Duas manifestações foram realizadas em Port Louis em solidariedade com grupos religiosos perseguidos no estrangeiro. A primeira foi realizada em Maio de 2021 pelo grupo Mauritius Muslim Awakening para apoiar os Palestinianos visados pelas forças israelitas. A segunda teve lugar em Outubro de 2021, onde membros da Sociedade Internacional da Consciência Krishna (ISKCON), a Voz dos Hindus, e os Templos Sanatan Dharma, se reuniram em Port Louis para protestar contra a violência cometida contra as minorias hindus no Bangladesh. Não foram relatados incidentes durante nenhuma das manifestações.
Alguns líderes comunitários queixaram-se de que certos grupos religiosos, sobretudo os hindus, continuam a receber tratamento preferencial no recrutamento e promoção na função pública, resultando na subrepresentação no Governo dos crioulos maioritariamente cristãos (de ascendência africana) e muçulmanos (maioritariamente da Índia). O fracasso das autoridades em divulgar qualquer informação sobre a diversidade religiosa no emprego na função pública nada fez para dissipar a crença de que os não hindus são vítimas de discriminação sistémica.
Não obstante as tensões ocasionais, os líderes religiosos mauricianos mantiveram relações pacíficas entre si e normalmente enviam saudações uns aos outros nos respectivos dias santos.
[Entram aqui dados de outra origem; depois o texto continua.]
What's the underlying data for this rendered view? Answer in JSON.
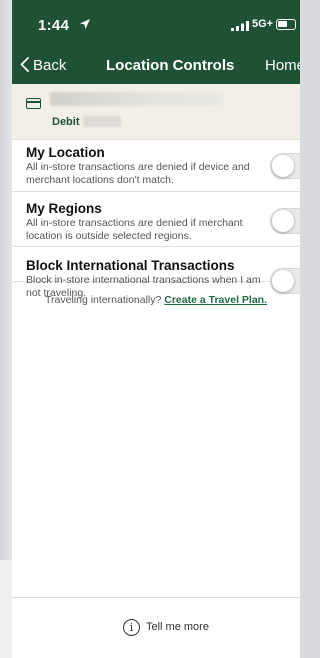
{
  "status_bar": {
    "time": "1:44",
    "network": "5G+"
  },
  "nav": {
    "back_label": "Back",
    "title": "Location Controls",
    "home_label": "Home"
  },
  "card": {
    "type_label": "Debit"
  },
  "controls": [
    {
      "title": "My Location",
      "description": "All in-store transactions are denied if device and merchant locations don't match.",
      "enabled": false
    },
    {
      "title": "My Regions",
      "description": "All in-store transactions are denied if merchant location is outside selected regions.",
      "enabled": false
    },
    {
      "title": "Block International Transactions",
      "description": "Block in-store international transactions when I am not traveling.",
      "enabled": false
    }
  ],
  "travel": {
    "prompt": "Traveling internationally?",
    "link_label": "Create a Travel Plan."
  },
  "footer": {
    "icon": "info-icon",
    "label": "Tell me more"
  },
  "colors": {
    "brand_green": "#1f5135",
    "link_green": "#1f6b3f"
  }
}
Por exemplo, na Primavera de 2022, o Cardeal Piat e o Conselho de Religiões enviaram mensagens à comunidade muçulmana do país por ocasião das celebrações de Eid-ul-Fitr, que marcam o fim do Ramadão.
Perspectivas para a liberdade religiosa
Embora alguns mauricianos continuem a expressar frustração perante a aparente falta de acção das autoridades no tratamento da discriminação étnico-religiosa sistémica na função pública, as relações entre os líderes religiosos são geralmente boas e continuam a ser uma garantia de coexistência inter-religiosa pacífica num futuro próximo.